Os olhos de Deka se arregalaram: "Você... você modificou o projeto de pesquisa do Dr. Gomes?"
Rosa cerrou os punhos: "Aquele projeto foi definitivamente desenhado por nós dois. Eu só queria ajudá-lo, não imaginei que o prejudicaria... E muito menos que alguém lá de cima teria a audácia de entregar aqueles dados ultrassecretos a Caio."
Deka pensou por um momento e disse: "Se é assim, quando Caio diz que aqueles dados são fruto da pesquisa dele do ano passado, isso não é pura bobagem? Só precisamos encontrar provas de que o projeto dele veio depois do nosso, certo?"

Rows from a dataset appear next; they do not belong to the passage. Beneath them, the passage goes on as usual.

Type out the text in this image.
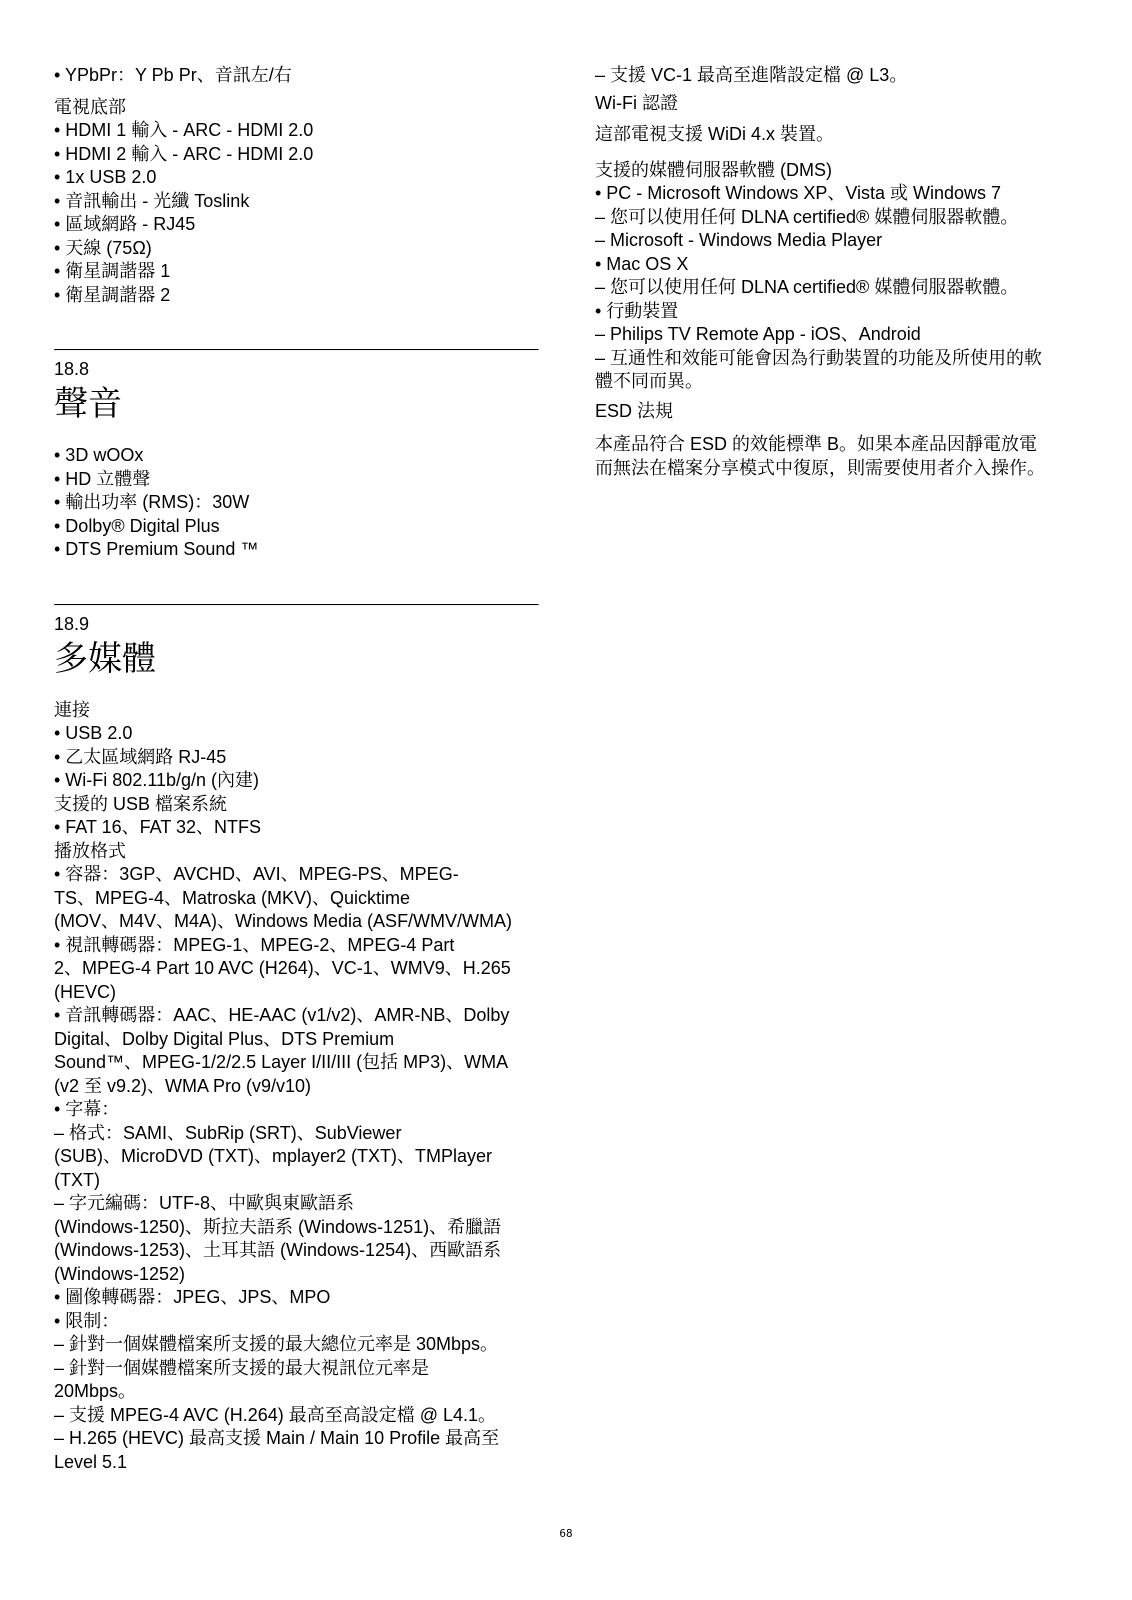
• YPbPr：Y Pb Pr、音訊左/右

電視底部

• HDMI 1 輸入 - ARC - HDMI 2.0

• HDMI 2 輸入 - ARC - HDMI 2.0

• 1x USB 2.0

• 音訊輸出 - 光纖 Toslink

• 區域網路 - RJ45

• 天線 (75Ω)

• 衛星調諧器 1

• 衛星調諧器 2

18.8

聲音

• 3D wOOx

• HD 立體聲

• 輸出功率 (RMS)：30W

• Dolby® Digital Plus

• DTS Premium Sound ™

18.9

多媒體

連接

• USB 2.0

• 乙太區域網路 RJ-45

• Wi-Fi 802.11b/g/n (內建)

支援的 USB 檔案系統

• FAT 16、FAT 32、NTFS

播放格式

• 容器：3GP、AVCHD、AVI、MPEG-PS、MPEG-

TS、MPEG-4、Matroska (MKV)、Quicktime

(MOV、M4V、M4A)、Windows Media (ASF/WMV/WMA)

• 視訊轉碼器：MPEG-1、MPEG-2、MPEG-4 Part

2、MPEG-4 Part 10 AVC (H264)、VC-1、WMV9、H.265

(HEVC)

• 音訊轉碼器：AAC、HE-AAC (v1/v2)、AMR-NB、Dolby

Digital、Dolby Digital Plus、DTS Premium

Sound™、MPEG-1/2/2.5 Layer I/II/III (包括 MP3)、WMA

(v2 至 v9.2)、WMA Pro (v9/v10)

• 字幕：

– 格式：SAMI、SubRip (SRT)、SubViewer

(SUB)、MicroDVD (TXT)、mplayer2 (TXT)、TMPlayer

(TXT)

– 字元編碼：UTF-8、中歐與東歐語系

(Windows-1250)、斯拉夫語系 (Windows-1251)、希臘語

(Windows-1253)、土耳其語 (Windows-1254)、西歐語系

(Windows-1252)

• 圖像轉碼器：JPEG、JPS、MPO

• 限制：

– 針對一個媒體檔案所支援的最大總位元率是 30Mbps。

– 針對一個媒體檔案所支援的最大視訊位元率是

20Mbps。

– 支援 MPEG-4 AVC (H.264) 最高至高設定檔 @ L4.1。

– H.265 (HEVC) 最高支援 Main / Main 10 Profile 最高至

Level 5.1

– 支援 VC-1 最高至進階設定檔 @ L3。

Wi-Fi 認證

這部電視支援 WiDi 4.x 裝置。

支援的媒體伺服器軟體 (DMS)

• PC - Microsoft Windows XP、Vista 或 Windows 7

– 您可以使用任何 DLNA certified® 媒體伺服器軟體。

– Microsoft - Windows Media Player

• Mac OS X

– 您可以使用任何 DLNA certified® 媒體伺服器軟體。

• 行動裝置

– Philips TV Remote App - iOS、Android

– 互通性和效能可能會因為行動裝置的功能及所使用的軟

體不同而異。

ESD 法規

本產品符合 ESD 的效能標準 B。如果本產品因靜電放電

而無法在檔案分享模式中復原，則需要使用者介入操作。

68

Mas Rosa balançou a cabeça: "É inútil. Gregorio não conseguiu responder na festa de comemoração e não sabia nada sobre a versão final do projeto. Mesmo que provássemos, ninguém mais acreditaria nele."
Deka ficou sem palavras.
Sim, o que o mundo acadêmico mais valoriza? Reputação. Uma vez que desmorona, até a prova mais concreta será suspeita de ser forjada.

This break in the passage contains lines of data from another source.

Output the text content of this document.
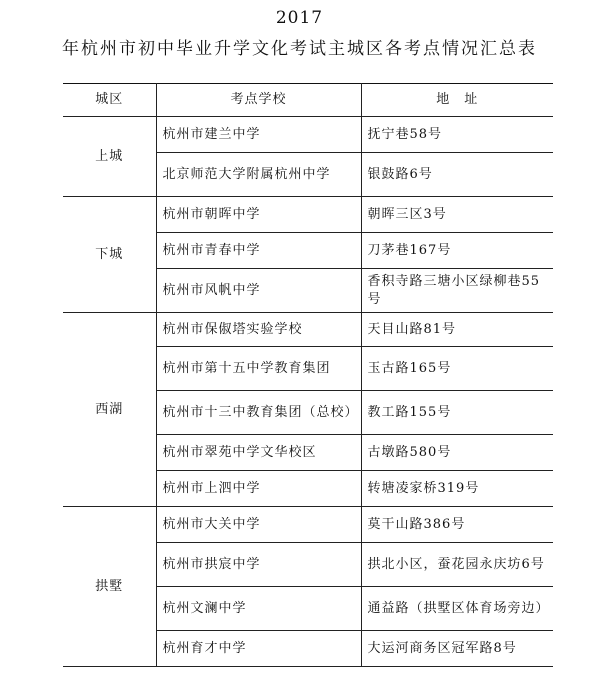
2017
年杭州市初中毕业升学文化考试主城区各考点情况汇总表
城区	考点学校	地　址
上城	杭州市建兰中学	抚宁巷58号
	北京师范大学附属杭州中学	银鼓路6号
下城	杭州市朝晖中学	朝晖三区3号
	杭州市青春中学	刀茅巷167号
	杭州市风帆中学	香积寺路三塘小区绿柳巷55号
西湖	杭州市保俶塔实验学校	天目山路81号
	杭州市第十五中学教育集团	玉古路165号
	杭州市十三中教育集团（总校）	教工路155号
	杭州市翠苑中学文华校区	古墩路580号
	杭州市上泗中学	转塘凌家桥319号
拱墅	杭州市大关中学	莫干山路386号
	杭州市拱宸中学	拱北小区，蚕花园永庆坊6号
	杭州文澜中学	通益路（拱墅区体育场旁边）
	杭州育才中学	大运河商务区冠军路8号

"Então... o que fazemos agora? Se não conseguirmos provar a inocência do Dr. Gomes, não apenas a carreira dele estará acabada, mas ele também será rotulado como plagiador!"
Sob a luz, o perfil de Rosa estava tenso.

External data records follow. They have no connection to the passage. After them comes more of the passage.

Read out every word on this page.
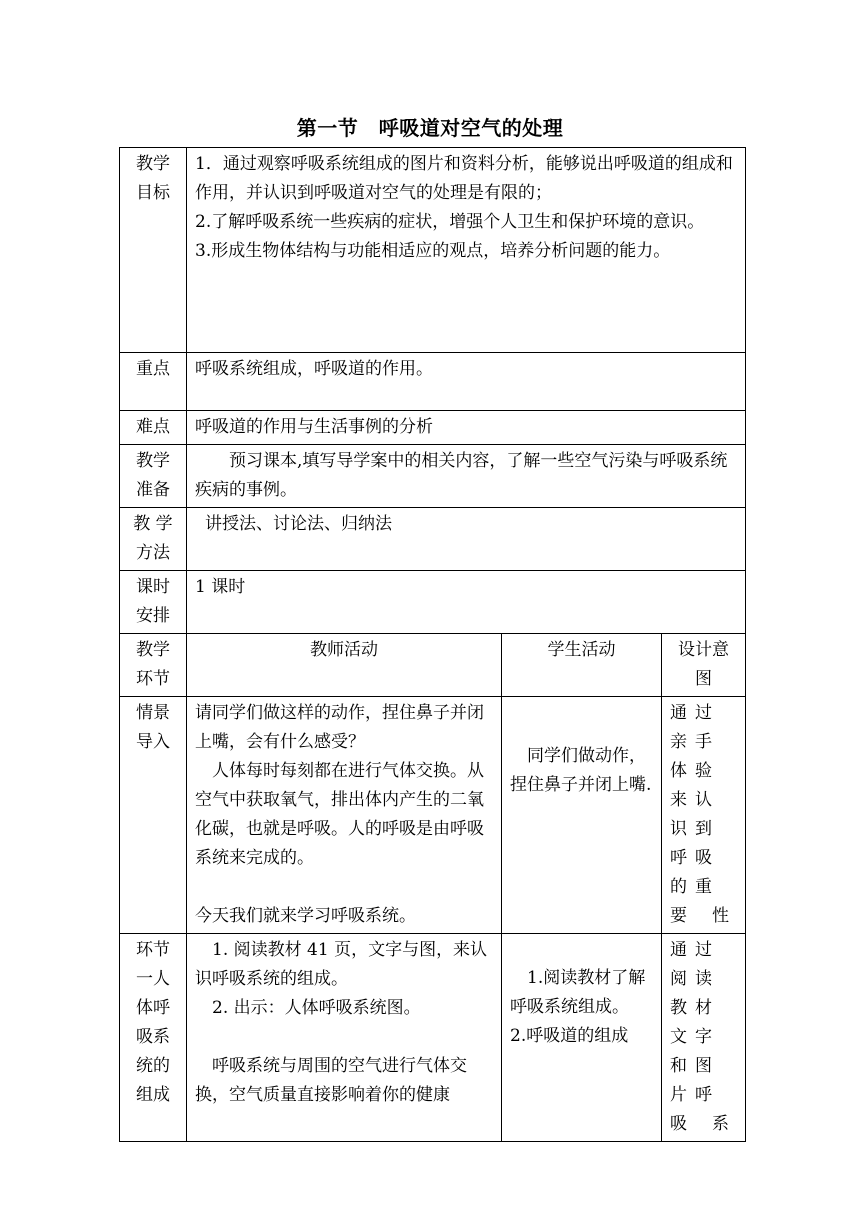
第一节　呼吸道对空气的处理
教学目标	1．通过观察呼吸系统组成的图片和资料分析，能够说出呼吸道的组成和作用，并认识到呼吸道对空气的处理是有限的；
2.了解呼吸系统一些疾病的症状，增强个人卫生和保护环境的意识。
3.形成生物体结构与功能相适应的观点，培养分析问题的能力。		

重点	呼吸系统组成，呼吸道的作用。		
难点	呼吸道的作用与生活事例的分析		
教学准备	预习课本,填写导学案中的相关内容，了解一些空气污染与呼吸系统疾病的事例。		
教 学方法	讲授法、讨论法、归纳法		
课时安排	1 课时		
教学环节	教师活动	学生活动	设计意图
情景导入	请同学们做这样的动作，捏住鼻子并闭上嘴，会有什么感受？
人体每时每刻都在进行气体交换。从空气中获取氧气，排出体内产生的二氧化碳，也就是呼吸。人的呼吸是由呼吸系统来完成的。
今天我们就来学习呼吸系统。	同学们做动作，捏住鼻子并闭上嘴.	通过亲手体验来认识到呼吸的重要性

环节一人体呼吸系统的组成	1. 阅读教材 41 页，文字与图，来认识呼吸系统的组成。
2. 出示：人体呼吸系统图。
呼吸系统与周围的空气进行气体交换，空气质量直接影响着你的健康	1.阅读教材了解呼吸系统组成。
2.呼吸道的组成	通过阅读教材文字和图片呼吸系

Ela cerrou os punhos com força, as unhas cravando-se profundamente na palma da mão: "Isso não vai acontecer. Eu não vou deixar a carreira dele acabar assim, e muito menos vou permitir que ele carregue a acusação de plágio!"
Deka olhou fixamente para sua superior.
Naquele momento, o brilho nos olhos de Rosa era mais intenso do que nunca.
Por alguma razão, Deka acreditou inexplicavelmente em Rosa. Ela realmente conseguiria.